Je dus sortir de mes songes, un poisson mordillait la ligne. Je le tirai d'un geste bref et l'observais un moment avant de le relâcher. Lorsqu'il avait replongé dans l'eau, le tintement de cloche s'était fait plus fort. Si fort, que j'avais vu un deux, trois oiseaux s'envoler à la hâte du haut des arbres. De l'autre côté du lac, une lueur jaune sortait des feuillages.
Je plissais les yeux pour mieux voir, tandis que cette lumière grossissait, semblant s'avancer vers moi. Je ne bougeais pas et je serais bien allée à sa rencontre si j'avais pu marcher sur l'eau. Le tintement de cloche, plus régulier, s'apparentait à présent à une musique douce et joyeuse. Et cette forme lumineuse... on aurait dit qu'elle dansait. Une jolie ballerine volante entourée d'une poussière d'étoiles. Elle dansait, si délicate que je n'avais pas tout de suite remarqué les ailes dans son dos.

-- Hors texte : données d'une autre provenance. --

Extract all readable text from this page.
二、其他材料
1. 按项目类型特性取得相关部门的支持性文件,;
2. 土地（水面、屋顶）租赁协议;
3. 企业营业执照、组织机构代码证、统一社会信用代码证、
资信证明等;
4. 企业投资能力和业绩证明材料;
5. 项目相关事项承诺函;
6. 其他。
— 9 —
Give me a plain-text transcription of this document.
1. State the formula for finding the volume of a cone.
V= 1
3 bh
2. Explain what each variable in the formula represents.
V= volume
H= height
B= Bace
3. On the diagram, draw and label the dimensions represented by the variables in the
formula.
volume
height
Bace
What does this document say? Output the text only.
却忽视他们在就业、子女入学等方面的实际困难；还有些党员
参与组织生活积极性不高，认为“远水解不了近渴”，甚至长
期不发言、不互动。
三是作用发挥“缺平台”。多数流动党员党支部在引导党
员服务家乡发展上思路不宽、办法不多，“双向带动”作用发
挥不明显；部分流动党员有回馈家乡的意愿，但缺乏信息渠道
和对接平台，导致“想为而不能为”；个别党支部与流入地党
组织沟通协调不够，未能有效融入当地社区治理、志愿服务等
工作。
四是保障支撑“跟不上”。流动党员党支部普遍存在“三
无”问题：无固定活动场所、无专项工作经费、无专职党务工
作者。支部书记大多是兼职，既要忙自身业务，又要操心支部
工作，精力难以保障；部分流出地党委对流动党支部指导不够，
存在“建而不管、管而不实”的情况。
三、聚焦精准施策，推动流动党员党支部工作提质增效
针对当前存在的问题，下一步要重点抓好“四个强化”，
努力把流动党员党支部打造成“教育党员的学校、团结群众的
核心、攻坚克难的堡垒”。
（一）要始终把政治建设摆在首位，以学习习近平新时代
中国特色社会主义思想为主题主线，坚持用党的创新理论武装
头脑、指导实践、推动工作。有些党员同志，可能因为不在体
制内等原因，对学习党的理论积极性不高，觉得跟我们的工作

Elle s'était approchée de moi, si près, qu'elle se trouvait maintenant sur ma rive, à côté de mon seau. Elle ne touchait pas le sol. Elle me regardait, intriguée, puis m'avait tendu une main. Je l'avais saisie sans hésitations et elle m'avait emportée dans les airs, au rythme de cette musique enivrante. Nous avions dansé une bonne partie de la nuit, puis elle m'avait ramenée sur la terre boueuse avant de s'envoler.
J'y étais revenue chaque nuit jusqu'à la fin de mes vacances. Toujours au rendez-vous, elle aussi, nous avions dansé encore et encore, tournoyant au-dessus du lac, au clair de lune. Je ne pensais plus qu'à elle. La septième nuit à la fin d'une valse, nous nous étions embrassées. Puis, j'avais dû rentrer chez moi, ne pouvant revenir que trois mois plus tard, pendant les vacances de Noël.
En l'attendant un soir en décembre, sur le rivage, j'espérais la voir. Mais je n'entendais aucun tintement de cloche. Je n'avais pas arrêté de penser à elle, chaque jour et chaque nuit depuis notre première danse. Je rêvais de la revoir, alors j'étais restée là. Une nuit, deux nuits, trois nuits... sans bouger. Un bruit avait enfin retenti, et je vis la lumière au travers des cimes. S'approchant lentement de moi, elle m'avait dit en langue des signes : « Je croyais que tu m'avais oubliée ». Je lui avais souri, avant d'attraper sa main pour nous envoler dans une nouvelle valse.
À sa dernière nuit, à l'hôpital, mon grand–père m'avait dit que moi aussi, je rencontrerai mon premier amour au bord de ce lac car j'y étais destinée, comme lui. Évidemment, j'avais pris ces paroles pour un délire. Je m'étais rendue compte à cet instant, à voler au–dessus de l'eau, qu'il avait raison.